Question

A firm is a price-searcher; that is, it has some monopoly power. Its demand equation is given by P(q) = 10 – q. Its total cost of producing its output is given by the function TC(q) = (q²/8) + q + 16, and it can be shown that its marginal cost equation is MC(q) = (q/4) + 1.

3.You know from earlier in the course that if the firm has the linear demand equation P(q) = a –bq, then the price elasticity of demand at an output qis ε= (bq-a)/bq. Use this result to calculate the price elasticity of demand at the firm’s profit-maximizing point on the demand curve.

a. Based on your result in the last part, is the firm’s demand elastic or inelastic at the profit-maximizing point? Explain.

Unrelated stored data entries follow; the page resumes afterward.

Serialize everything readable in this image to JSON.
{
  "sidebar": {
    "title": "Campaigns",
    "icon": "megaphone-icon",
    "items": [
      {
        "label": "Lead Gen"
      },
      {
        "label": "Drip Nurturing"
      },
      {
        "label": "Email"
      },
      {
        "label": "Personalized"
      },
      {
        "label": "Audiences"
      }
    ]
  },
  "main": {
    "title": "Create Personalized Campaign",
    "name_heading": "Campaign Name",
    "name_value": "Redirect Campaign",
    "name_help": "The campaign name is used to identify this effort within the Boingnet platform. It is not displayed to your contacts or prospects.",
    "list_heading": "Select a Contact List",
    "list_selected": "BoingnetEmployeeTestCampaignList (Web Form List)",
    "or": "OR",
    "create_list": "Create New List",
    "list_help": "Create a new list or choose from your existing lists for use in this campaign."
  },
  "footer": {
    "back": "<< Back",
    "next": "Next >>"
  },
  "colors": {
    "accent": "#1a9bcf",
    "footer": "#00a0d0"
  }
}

b.Using the price and marginal cost you found in 1(c) and 1(d), calculate the firm’s monopoly markup ratio (P –MC)/P. Is this equal to -1/ε, as we’d expect? Price= $6 MC=2

Answer 1

P(q) = 10 – q, Here a=10 and b=1

TC(q) = (q2/8) + q + 16

MC(q) = (q/4) + 1.

The price elasticity of demand= ε= (bq-a)/bq

For profit maximization:

P=10-q

TR=P*q= 10q-q2

MR= differentiation of TR with respect to q= 10-2q

Condition for profit maximization:

MR=MC

10-2q= q/4 + 1

10-1= q/4 + 2q

9 = 9q/4

36= 9q

q= 4

P= 6

ε= (bq-a)/bq= (1x4-10) / 1x4= -6/4= -3/2= -1.5

a) Demand is inelastic if value of elasticity of demand is less than 1 and elastic if value is more than 1. Here the value of elasticity of demand is 1.5 (ignore (-) sign) which is more than 1 so demand is elastic. It means % change in quantity is more than the % change in price.

b) The firm’s monopoly markup ratio:

(P-MC)/P = -1/ε

(6-2)/6 = -1/(-1.5)

4/6 = 10/15

2/3 = 2/3

Yes the equation satisfies. Markup ratio is equals to negative of reciprocal of elasticity of demand.